Uma cultura política mal compreendida

Ao contrário da caricatura que muitas vezes se impõe a Santa Catarina como um reduto “conservador”, o estado teve uma trajetória política plural e, em certo sentido, progressista. Desde a redemocratização, votou majoritariamente no MDB — partido de oposição ao regime militar — e permitiu que o PT governasse suas principais cidades em ao menos um ciclo eleitoral: Florianópolis, Joinville, Blumenau, Criciúma, Chapecó, Concórdia, entre outras.

Mais do que conservadorismo ideológico, o que sempre prevaleceu em Santa Catarina foi uma cultura de resultados, pragmática, avessa a ideologias vazias e centralismos burocráticos. A guinada à direita no pós-2013 — muitas vezes interpretada como radicalização — é, antes, um reflexo do cansaço do catarinense com os escândalos de corrupção, a ausência de retorno fiscal e o sentimento recorrente de ser explorado por Brasília. Até então , Santa Catarina era um Estado eleitor da social democracia reformista do PSDB .

De fato, Santa Catarina contribui nove vezes mais ao orçamento da União do que recebe de volta. É o segundo estado que mais perde na balança fiscal federativa, atrás apenas de São Paulo. Em Brasília , o mote é: Santa Catarina e São Paulo não precisam.

O estado que cresceu sem mercado interno

Santa Catarina também é exceção por ter construído uma economia voltada à exportação e à integração logística , — e não dependente do mercado consumidor local. Com seis portos, uma base industrial diversificada, forte presença do setor tecnológico (notadamente em Florianópolis e Joinville) e um turismo que vai da neve à praia, o estado soube usar sua pequena escala como vantagem comparativa. Balneário Camboriú e Itapema passam a imagem de Dubais brasileiras , e logo sofrem ataques por parecerem bem sucedidas com prédios de até 500 metros de altura . Essa é a verdade destes 12 km de praia , com paz e segurança pública – mas são um pedaço pequeno de um litoral de 600 kms de praias naturais , boas para surfe e veraneio . Somente o Parque Estadual do Acaraí tem mais de 20 km de praia que são reserva natural . E a própria capital , Florianópolis , conta com mais de 60 porcento de seu território composto de reservas ambientais – ao mesmo tempo sendo a capital nacional das start-ups . Digo isso para contrapor os clichês que não resumem a ópera . O estado é um dos lugares mais diversos do planeta , segundo o estudo da Oxford Economics para o WTTTC , não se encaixa na reduzida e superficial da opinião pública nacional .

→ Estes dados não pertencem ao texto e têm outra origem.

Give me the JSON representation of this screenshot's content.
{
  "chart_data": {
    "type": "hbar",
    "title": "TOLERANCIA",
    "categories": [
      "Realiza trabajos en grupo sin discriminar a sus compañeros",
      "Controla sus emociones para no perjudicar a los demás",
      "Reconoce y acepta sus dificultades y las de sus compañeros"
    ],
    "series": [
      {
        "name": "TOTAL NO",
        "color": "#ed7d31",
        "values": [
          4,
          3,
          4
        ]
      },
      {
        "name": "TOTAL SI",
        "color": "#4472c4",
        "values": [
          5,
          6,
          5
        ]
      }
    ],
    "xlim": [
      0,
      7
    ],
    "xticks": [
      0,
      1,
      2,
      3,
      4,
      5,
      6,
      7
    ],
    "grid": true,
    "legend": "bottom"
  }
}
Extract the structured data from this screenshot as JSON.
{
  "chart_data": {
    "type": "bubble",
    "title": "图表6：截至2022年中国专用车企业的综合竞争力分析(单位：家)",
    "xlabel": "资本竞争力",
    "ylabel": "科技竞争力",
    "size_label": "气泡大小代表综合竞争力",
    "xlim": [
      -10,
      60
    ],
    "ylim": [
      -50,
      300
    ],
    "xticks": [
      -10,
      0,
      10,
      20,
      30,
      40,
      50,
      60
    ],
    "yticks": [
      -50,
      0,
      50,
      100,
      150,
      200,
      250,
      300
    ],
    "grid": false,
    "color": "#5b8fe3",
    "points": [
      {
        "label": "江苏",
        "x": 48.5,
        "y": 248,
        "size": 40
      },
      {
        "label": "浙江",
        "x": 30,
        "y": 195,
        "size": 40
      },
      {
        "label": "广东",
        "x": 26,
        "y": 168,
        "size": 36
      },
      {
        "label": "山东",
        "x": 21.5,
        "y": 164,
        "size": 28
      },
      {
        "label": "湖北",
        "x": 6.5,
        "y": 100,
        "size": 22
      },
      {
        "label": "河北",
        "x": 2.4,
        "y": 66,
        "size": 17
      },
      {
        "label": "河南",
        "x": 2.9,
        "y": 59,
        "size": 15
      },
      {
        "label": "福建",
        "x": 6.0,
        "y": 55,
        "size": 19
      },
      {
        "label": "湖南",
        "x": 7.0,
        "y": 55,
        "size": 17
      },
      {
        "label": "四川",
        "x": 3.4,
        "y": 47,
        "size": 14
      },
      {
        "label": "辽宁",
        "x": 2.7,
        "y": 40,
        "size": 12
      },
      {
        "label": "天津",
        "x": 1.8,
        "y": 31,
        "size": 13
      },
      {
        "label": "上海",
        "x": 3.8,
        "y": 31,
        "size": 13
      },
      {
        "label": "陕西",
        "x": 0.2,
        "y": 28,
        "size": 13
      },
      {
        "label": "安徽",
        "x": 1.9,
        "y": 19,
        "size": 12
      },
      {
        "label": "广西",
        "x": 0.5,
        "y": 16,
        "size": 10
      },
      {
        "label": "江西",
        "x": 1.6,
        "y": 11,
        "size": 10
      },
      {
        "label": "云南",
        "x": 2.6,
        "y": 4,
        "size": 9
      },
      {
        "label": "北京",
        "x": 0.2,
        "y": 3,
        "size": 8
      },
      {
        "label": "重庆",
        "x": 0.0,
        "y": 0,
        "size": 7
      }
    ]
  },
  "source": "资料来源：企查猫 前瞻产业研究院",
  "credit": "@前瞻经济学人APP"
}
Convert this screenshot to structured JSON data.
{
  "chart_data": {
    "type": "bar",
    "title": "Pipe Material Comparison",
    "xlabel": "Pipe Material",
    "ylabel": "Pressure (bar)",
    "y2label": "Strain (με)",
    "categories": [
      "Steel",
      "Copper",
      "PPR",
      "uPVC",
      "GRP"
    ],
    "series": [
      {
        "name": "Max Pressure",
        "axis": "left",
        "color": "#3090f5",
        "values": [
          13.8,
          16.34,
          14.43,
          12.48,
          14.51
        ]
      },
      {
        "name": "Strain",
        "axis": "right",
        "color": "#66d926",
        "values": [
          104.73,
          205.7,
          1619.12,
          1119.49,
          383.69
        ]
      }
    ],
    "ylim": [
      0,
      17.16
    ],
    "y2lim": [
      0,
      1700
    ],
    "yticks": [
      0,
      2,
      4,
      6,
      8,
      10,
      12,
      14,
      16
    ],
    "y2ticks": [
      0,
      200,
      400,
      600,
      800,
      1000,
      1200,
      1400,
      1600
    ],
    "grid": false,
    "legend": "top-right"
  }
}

Marcas nacionais e internacionais nasceram em solo catarinense: WEG, Hering, Karsten, Tupy, Aurora , Tigre, Perdigão, Sadia. E mesmo com baixo crescimento vegetativo da população, o estado se mantém dinâmico graças à imigração interna e externa — especialmente de gaúchos , paranaenses , paraenses e venezuelanos e haitianos.

Limites ao crescimento

Apesar de todos esses avanços, Santa Catarina ainda esbarra em gargalos. A infraestrutura viária e aeroportuária , bem como de saneamento, são insuficientes . Faltam investimentos em rodovias estruturantes, integração ferroviária e conectividade aérea regional. O estado também carece de mais recursos federais para fazer frente ao crescimento urbano e às demandas sociais crescentes. Previsão do IBGE antevê que Santa Catarina poderá ultrapassar o Rio Grande do Sul em PIB e população em 2046 , e passar o pujante Paraná em 2056 . O que por si só elevará o teste às qualidades do excepcionalismo catarinense à homogeneização do Brasil , como disse o Professor Ignacy Sachs , de Paris .

Além disso, enfrenta o desafio da sucessão geracional nas pequenas e médias empresas, muitas ainda familiares, e a necessidade de se adaptar à revolução digital e à nova economia verde.

Uma lição para o Brasil

Santa Catarina representa, talvez, sem ufanismo , em boa parte , o Brasil que poderíamos ser — e não conseguimos. Um país que valoriza o trabalho, fomenta a produção, cobra resultados dos gestores públicos, respeita o mérito e cultiva a coesão social. Um “país “ que não espera do Estado uma solução mágica, mas tampouco tolera ser abandonado por ele. Não excluo que o que acabo de dizer seja mal-interpretado pelo radicalismo e pelos complexos que habitam parte da alma nacional , “ o complexo de vira-lata “ como entendido por Nelson Rodrigues, um gênio do Brasil , e de alma lindamente carioca .

O excepcionalismo catarinense não é arrogância — é coerência histórica. E parte importante da alma nacional. É o resultado de séculos de construção institucional, cultural e produtiva. É uma herança, mas também um projeto vivo. Suas causalidades não são mensuradas , como quase nada é na história da vida econômica e social do Brasil . Mais fácil tem sido dizer : isso não é Brasil .

Num Brasil fragmentado entre clientelismos, dependência estatal e instabilidade política, Santa Catarina se mantém como um farol, admirado , na prática por quem conhece seus resultados socioeconômicos. E como dizia Dom Pedro II — esse brasileiro que teve votos para presidente dos EUA —, “governar é educar”. Eu diria também, depois de séculos , que governar começa com o “aprender “. O Brasil tem muitas lições de sucesso , para quem se interessa por sucesso, e Santa Catarina é uma delas. Aproveitar ou não é outra questão.